Десять лет я не видела снега. Десять лет я думала о тебе практически каждый день.
Сегодня мы увидимся снова.
Море сегодня беспокойное, как и я. Вода синеватая, мутная. Ласточки летают совсем низко, велосипедисты несутся отчаянно, продавцы вареной кукурузы, чебуреков
Миссис, миссис, кричат голодранцы, вам букет из белых роз. И скалят грязно-желтые зубы.
Накрапывает мелкий дождь, и в левом верхнем углу небесного листа распускается, подобно цветку, неспелая, недозрелая радуга о четырех цветах вместо семи.
Дорога под землей, бегу, перепрыгивая через две ступеньки – вниз, через три ступеньки – вверх.
Под мостом всегда чем-то торгуют, курят, вопят, покупают, ворчат и попрошайничают. Красноволосая девушка играет на скрипке. Хорошо, но неинтересно, бездушно как-то. Точно она – кукла, которую заставили плясать.
Музыкальное сопровождение придает всем этим кадрам кинематографичность, и мне вдруг делается неуютно.

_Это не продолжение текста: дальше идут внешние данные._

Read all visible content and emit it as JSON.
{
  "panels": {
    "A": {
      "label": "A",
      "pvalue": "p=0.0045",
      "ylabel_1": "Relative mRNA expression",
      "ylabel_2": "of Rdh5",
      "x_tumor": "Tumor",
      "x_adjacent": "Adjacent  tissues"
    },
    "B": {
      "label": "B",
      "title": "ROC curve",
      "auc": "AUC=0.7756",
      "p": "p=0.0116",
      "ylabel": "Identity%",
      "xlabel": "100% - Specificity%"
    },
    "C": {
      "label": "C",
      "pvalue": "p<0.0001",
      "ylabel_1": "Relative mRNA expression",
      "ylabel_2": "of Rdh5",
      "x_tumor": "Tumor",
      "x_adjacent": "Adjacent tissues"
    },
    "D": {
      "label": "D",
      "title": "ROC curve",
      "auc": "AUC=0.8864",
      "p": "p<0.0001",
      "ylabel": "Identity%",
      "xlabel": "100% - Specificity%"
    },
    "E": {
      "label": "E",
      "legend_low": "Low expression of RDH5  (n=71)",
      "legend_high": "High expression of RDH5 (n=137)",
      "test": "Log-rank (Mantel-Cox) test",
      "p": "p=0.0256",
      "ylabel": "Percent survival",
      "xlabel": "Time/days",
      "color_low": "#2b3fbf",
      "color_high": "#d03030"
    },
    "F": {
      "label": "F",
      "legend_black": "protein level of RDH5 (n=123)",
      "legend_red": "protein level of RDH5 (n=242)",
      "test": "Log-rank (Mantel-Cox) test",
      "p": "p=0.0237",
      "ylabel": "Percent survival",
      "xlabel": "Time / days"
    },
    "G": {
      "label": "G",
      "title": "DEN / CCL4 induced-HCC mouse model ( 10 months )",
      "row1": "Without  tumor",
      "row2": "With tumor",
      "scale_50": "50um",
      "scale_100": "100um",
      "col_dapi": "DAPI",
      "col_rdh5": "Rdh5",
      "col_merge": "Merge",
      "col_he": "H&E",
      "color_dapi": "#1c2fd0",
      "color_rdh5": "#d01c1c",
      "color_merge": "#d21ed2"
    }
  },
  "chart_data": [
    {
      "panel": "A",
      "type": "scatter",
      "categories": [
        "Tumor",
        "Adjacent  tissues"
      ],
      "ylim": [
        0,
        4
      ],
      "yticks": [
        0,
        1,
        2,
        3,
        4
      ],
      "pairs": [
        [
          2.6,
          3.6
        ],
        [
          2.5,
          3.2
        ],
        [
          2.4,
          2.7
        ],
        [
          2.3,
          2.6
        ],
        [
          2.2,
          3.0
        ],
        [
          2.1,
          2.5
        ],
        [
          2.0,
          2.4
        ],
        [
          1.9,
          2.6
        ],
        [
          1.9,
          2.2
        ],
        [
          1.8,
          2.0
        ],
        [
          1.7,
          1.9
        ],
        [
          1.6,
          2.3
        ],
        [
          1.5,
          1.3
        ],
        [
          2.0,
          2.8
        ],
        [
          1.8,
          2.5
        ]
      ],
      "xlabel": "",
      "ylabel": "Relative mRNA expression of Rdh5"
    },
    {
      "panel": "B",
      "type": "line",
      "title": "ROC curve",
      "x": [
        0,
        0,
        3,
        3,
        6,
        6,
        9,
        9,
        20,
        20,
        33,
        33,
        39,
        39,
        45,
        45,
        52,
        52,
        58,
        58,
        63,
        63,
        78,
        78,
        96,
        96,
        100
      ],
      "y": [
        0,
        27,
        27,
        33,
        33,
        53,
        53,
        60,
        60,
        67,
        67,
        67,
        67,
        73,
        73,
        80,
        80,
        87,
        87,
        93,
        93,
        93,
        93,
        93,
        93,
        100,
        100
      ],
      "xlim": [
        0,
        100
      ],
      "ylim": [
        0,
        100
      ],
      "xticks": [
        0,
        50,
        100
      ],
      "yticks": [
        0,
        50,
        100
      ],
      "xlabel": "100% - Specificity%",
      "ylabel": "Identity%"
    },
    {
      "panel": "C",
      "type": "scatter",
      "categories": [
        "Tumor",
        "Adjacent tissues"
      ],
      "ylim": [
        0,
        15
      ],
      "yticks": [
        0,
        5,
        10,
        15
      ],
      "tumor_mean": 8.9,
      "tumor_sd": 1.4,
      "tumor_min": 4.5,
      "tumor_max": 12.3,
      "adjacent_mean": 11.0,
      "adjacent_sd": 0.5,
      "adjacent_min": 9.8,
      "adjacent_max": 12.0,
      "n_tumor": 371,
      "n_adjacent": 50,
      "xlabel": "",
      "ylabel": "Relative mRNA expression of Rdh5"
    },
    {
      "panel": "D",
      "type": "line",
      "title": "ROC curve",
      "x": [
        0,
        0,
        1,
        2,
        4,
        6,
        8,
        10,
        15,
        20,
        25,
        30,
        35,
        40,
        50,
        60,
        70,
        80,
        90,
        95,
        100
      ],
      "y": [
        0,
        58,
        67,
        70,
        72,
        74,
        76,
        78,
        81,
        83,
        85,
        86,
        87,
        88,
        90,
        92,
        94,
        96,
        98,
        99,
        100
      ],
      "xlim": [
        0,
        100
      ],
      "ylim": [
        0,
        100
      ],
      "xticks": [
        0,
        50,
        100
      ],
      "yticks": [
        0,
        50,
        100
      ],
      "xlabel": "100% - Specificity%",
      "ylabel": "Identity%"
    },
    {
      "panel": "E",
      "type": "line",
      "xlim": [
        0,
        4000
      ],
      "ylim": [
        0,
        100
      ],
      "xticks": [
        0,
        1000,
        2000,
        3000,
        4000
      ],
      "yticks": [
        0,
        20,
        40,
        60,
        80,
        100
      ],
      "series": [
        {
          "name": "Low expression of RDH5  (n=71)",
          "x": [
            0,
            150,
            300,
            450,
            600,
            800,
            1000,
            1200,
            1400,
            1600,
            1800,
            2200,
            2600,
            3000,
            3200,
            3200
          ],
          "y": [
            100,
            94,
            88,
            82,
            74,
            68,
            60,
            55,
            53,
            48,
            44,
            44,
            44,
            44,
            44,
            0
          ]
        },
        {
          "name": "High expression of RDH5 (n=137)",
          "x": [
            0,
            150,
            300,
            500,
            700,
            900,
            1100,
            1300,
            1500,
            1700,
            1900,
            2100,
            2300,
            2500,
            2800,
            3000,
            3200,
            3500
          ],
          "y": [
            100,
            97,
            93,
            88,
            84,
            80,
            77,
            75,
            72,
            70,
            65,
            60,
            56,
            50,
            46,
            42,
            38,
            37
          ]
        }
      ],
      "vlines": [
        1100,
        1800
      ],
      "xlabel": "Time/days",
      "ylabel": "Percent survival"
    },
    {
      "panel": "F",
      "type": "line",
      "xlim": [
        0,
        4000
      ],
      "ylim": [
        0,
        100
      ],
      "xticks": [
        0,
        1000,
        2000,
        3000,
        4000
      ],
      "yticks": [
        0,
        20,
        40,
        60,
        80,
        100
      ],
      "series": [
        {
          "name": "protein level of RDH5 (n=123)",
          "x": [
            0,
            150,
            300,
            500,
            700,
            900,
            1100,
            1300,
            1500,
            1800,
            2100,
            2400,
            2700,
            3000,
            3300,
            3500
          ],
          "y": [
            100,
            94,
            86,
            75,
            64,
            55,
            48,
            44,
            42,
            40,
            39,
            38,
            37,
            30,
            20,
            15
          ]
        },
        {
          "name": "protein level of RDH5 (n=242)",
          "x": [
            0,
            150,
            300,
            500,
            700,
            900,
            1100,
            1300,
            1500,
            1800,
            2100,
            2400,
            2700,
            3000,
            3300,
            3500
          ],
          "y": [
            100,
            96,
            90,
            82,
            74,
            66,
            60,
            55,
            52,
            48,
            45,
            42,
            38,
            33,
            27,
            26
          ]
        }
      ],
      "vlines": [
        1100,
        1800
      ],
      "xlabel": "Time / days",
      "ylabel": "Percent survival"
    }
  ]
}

Мы же не в каком-то дурацком фильме.
Мы, скорее, в книге. Наша глава слишком уж затянулась, и похоже – автор решит оставить финал открытым, чтобы каждый додумывал, как хотел, как сумел.
Я выбегаю из подземного перехода и врезаюсь в чернокожего парня в фетровой шляпе и в брюках с подтяжками. Он тоже как персонаж игры или фильма.
Солнечный свет рисует себе мишень на моей макушке. Начинается отсчет – три: два: один: плие!
Две мои книги развиваются параллельно, перетягивая внимание каждая на свою сторону. Два противоборствующих упрямца, две ослицы, столкнувшиеся на узком мосту.
Я расскажу тебе про каждую из них, чтобы ты понял, о чем я молчу всякий раз, когда мы видимся с тобой.
Там нет главных героев, нет второстепенных персонажей. Только клетчатый узор скатерти, пение самовара и скрип ржавой цыганской иглы, которой непослушный соседский ребенок ведет по стеклянной крыше моей черепной коробки.
Ты выглядишь осенней, скажешь ты при встрече, глядя в какую-то обратно вывернутую сторону, и я рассмеюсь, потому что мы встретились осенью, и я даже тогда не была похожа сама на себя.
Осень всегда выставляет нас в невыгодном свете. Осенью почему-то всегда страдается яростнее от одиночества.
Помнится, ты говорил, что я привозила с собой кусочек лета и тепла, а теперь, получается, отцветаю и опадаю.
14
Сухопарый официант театральным жестом выхватывает поднос у снующего мимо стажера, которому даже не выдали униформу. Наши бокалы покачиваются, как цапли на тонких ножках, пытающиеся устоять при сильном ветре.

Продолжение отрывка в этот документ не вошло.